Outside of the blog, I wrote a piece on the problem with Lieutenant’s who write that was published on the Company Command and Platoon Leader blog. I wrote it while in Afghanistan, and less than 24 hours of it being posted, some of the superior officers and NCOs I was working with found it, printed it, and were passing it around a small camp in Jalalabad. It was a kind of surreal moment, sitting there, watching a grizzled NCO read something I wrote in an operations center. He liked it, though.

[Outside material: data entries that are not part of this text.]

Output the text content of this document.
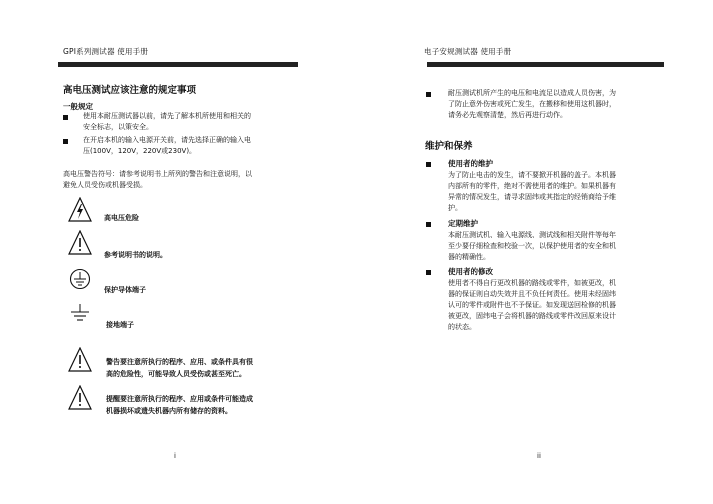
GPI系列测试器 使用手册
高电压测试应该注意的规定事项
一般规定
使用本耐压测试器以前，请先了解本机所使用和相关的
安全标志，以策安全。
在开启本机的输入电源开关前，请先选择正确的输入电
压(100V，120V，220V或230V)。
高电压警告符号：请参考说明书上所列的警告和注意说明，以
避免人员受伤或机器受损。
高电压危险
参考说明书的说明。
保护导体端子
接地端子
警告要注意所执行的程序、应用、或条件具有很
高的危险性，可能导致人员受伤或甚至死亡。
提醒要注意所执行的程序、应用或条件可能造成
机器损坏或遗失机器内所有储存的资料。
i
电子安规测试器 使用手册
耐压测试机所产生的电压和电流足以造成人员伤害，为
了防止意外伤害或死亡发生，在搬移和使用这机器时，
请务必先观察清楚，然后再进行动作。
维护和保养
使用者的维护
为了防止电击的发生，请不要掀开机器的盖子。本机器
内部所有的零件，绝对不需使用者的维护。如果机器有
异常的情况发生，请寻求固纬或其指定的经销商给予维
护。
定期维护
本耐压测试机、输入电源线、测试线和相关附件等每年
至少要仔细检查和校验一次，以保护使用者的安全和机
器的精确性。
使用者的修改
使用者不得自行更改机器的路线或零件，如被更改，机
器的保证则自动失效并且不负任何责任。使用未经固纬
认可的零件或附件也不予保证。如发现送回检修的机器
被更改，固纬电子会将机器的路线或零件改回原来设计
的状态。
ii
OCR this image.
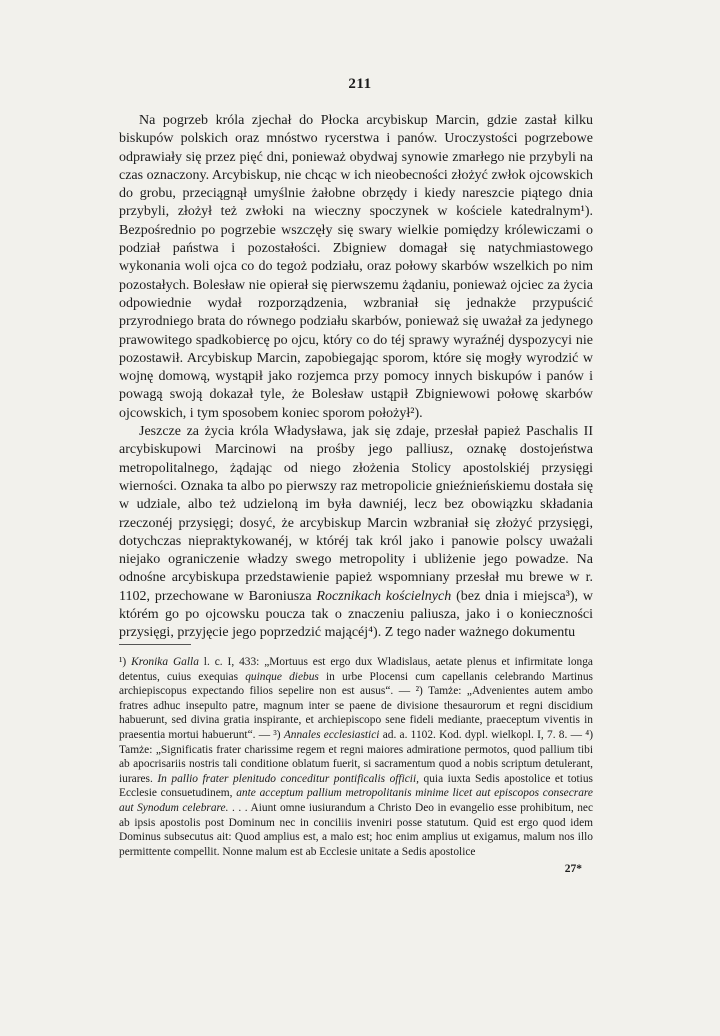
211

Na pogrzeb króla zjechał do Płocka arcybiskup Marcin, gdzie zastał kilku biskupów polskich oraz mnóstwo rycerstwa i panów. Uroczystości pogrzebowe odprawiały się przez pięć dni, ponieważ obydwaj synowie zmarłego nie przybyli na czas oznaczony. Arcybiskup, nie chcąc w ich nieobecności złożyć zwłok ojcowskich do grobu, przeciągnął umyślnie żałobne obrzędy i kiedy nareszcie piątego dnia przybyli, złożył też zwłoki na wieczny spoczynek w kościele katedralnym¹). Bezpośrednio po pogrzebie wszczęły się swary wielkie pomiędzy królewiczami o podział państwa i pozostałości. Zbigniew domagał się natychmiastowego wykonania woli ojca co do tegoż podziału, oraz połowy skarbów wszelkich po nim pozostałych. Bolesław nie opierał się pierwszemu żądaniu, ponieważ ojciec za życia odpowiednie wydał rozporządzenia, wzbraniał się jednakże przypuścić przyrodniego brata do równego podziału skarbów, ponieważ się uważał za jedynego prawowitego spadkobiercę po ojcu, który co do téj sprawy wyraźnéj dyspozycyi nie pozostawił. Arcybiskup Marcin, zapobiegając sporom, które się mogły wyrodzić w wojnę domową, wystąpił jako rozjemca przy pomocy innych biskupów i panów i powagą swoją dokazał tyle, że Bolesław ustąpił Zbigniewowi połowę skarbów ojcowskich, i tym sposobem koniec sporom położył²).

Jeszcze za życia króla Władysława, jak się zdaje, przesłał papież Paschalis II arcybiskupowi Marcinowi na prośby jego palliusz, oznakę dostojeństwa metropolitalnego, żądając od niego złożenia Stolicy apostolskiéj przysięgi wierności. Oznaka ta albo po pierwszy raz metropolicie gnieźnieńskiemu dostała się w udziale, albo też udzieloną im była dawniéj, lecz bez obowiązku składania rzeczonéj przysięgi; dosyć, że arcybiskup Marcin wzbraniał się złożyć przysięgi, dotychczas niepraktykowanéj, w któréj tak król jako i panowie polscy uważali niejako ograniczenie władzy swego metropolity i ubliżenie jego powadze. Na odnośne arcybiskupa przedstawienie papież wspomniany przesłał mu brewe w r. 1102, przechowane w Baroniusza Rocznikach kościelnych (bez dnia i miejsca³), w którém go po ojcowsku poucza tak o znaczeniu paliusza, jako i o konieczności przysięgi, przyjęcie jego poprzedzić mającéj⁴). Z tego nader ważnego dokumentu

¹) Kronika Galla l. c. I, 433: „Mortuus est ergo dux Wladislaus, aetate plenus et infirmitate longa detentus, cuius exequias quinque diebus in urbe Plocensi cum capellanis celebrando Martinus archiepiscopus expectando filios sepelire non est ausus“. — ²) Tamże: „Advenientes autem ambo fratres adhuc insepulto patre, magnum inter se paene de divisione thesaurorum et regni discidium habuerunt, sed divina gratia inspirante, et archiepiscopo sene fideli mediante, praeceptum viventis in praesentia mortui habuerunt“. — ³) Annales ecclesiastici ad. a. 1102. Kod. dypl. wielkopl. I, 7. 8. — ⁴) Tamże: „Significatis frater charissime regem et regni maiores admiratione permotos, quod pallium tibi ab apocrisariis nostris tali conditione oblatum fuerit, si sacramentum quod a nobis scriptum detulerant, iurares. In pallio frater plenitudo conceditur pontificalis officii, quia iuxta Sedis apostolice et totius Ecclesie consuetudinem, ante acceptum pallium metropolitanis minime licet aut episcopos consecrare aut Synodum celebrare. . . . Aiunt omne iusiurandum a Christo Deo in evangelio esse prohibitum, nec ab ipsis apostolis post Dominum nec in conciliis inveniri posse statutum. Quid est ergo quod idem Dominus subsecutus ait: Quod amplius est, a malo est; hoc enim amplius ut exigamus, malum nos illo permittente compellit. Nonne malum est ab Ecclesie unitate a Sedis apostolice

27*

I also published a piece in Military Review, Operational Resilience in the Infantry Rifle Platoon. For anyone who is wondering, publishing there is a very long process. I think I submitted the piece in October or November of 2014 and it didn’t publish until May-June 2015. It was a good experience though, and the editing process was painful (but useful).

Also, the Military Writers Guild launched, which is a consortium of military writers. I’m a proud member and glad to be a part of a community inside the military that is working towards expressing and sharing ideas.

There’s been an explosion of conglomerate military writing sites that sprung up over the past year(s), like Task & Purpose and We Are The Mighty, among others. Those sites provide a great outlet for military and veterans to get their thoughts down and out there, but don’t necessarily want to manage their own blog.

The lone blog seems to be a dying species. As I’ve written about before, I’ve never been very interested in documenting the day-to-day of what I do, for a bunch of reasons, but I do it sometimes, and I think it adds more character to a blog than listicles and clickbait.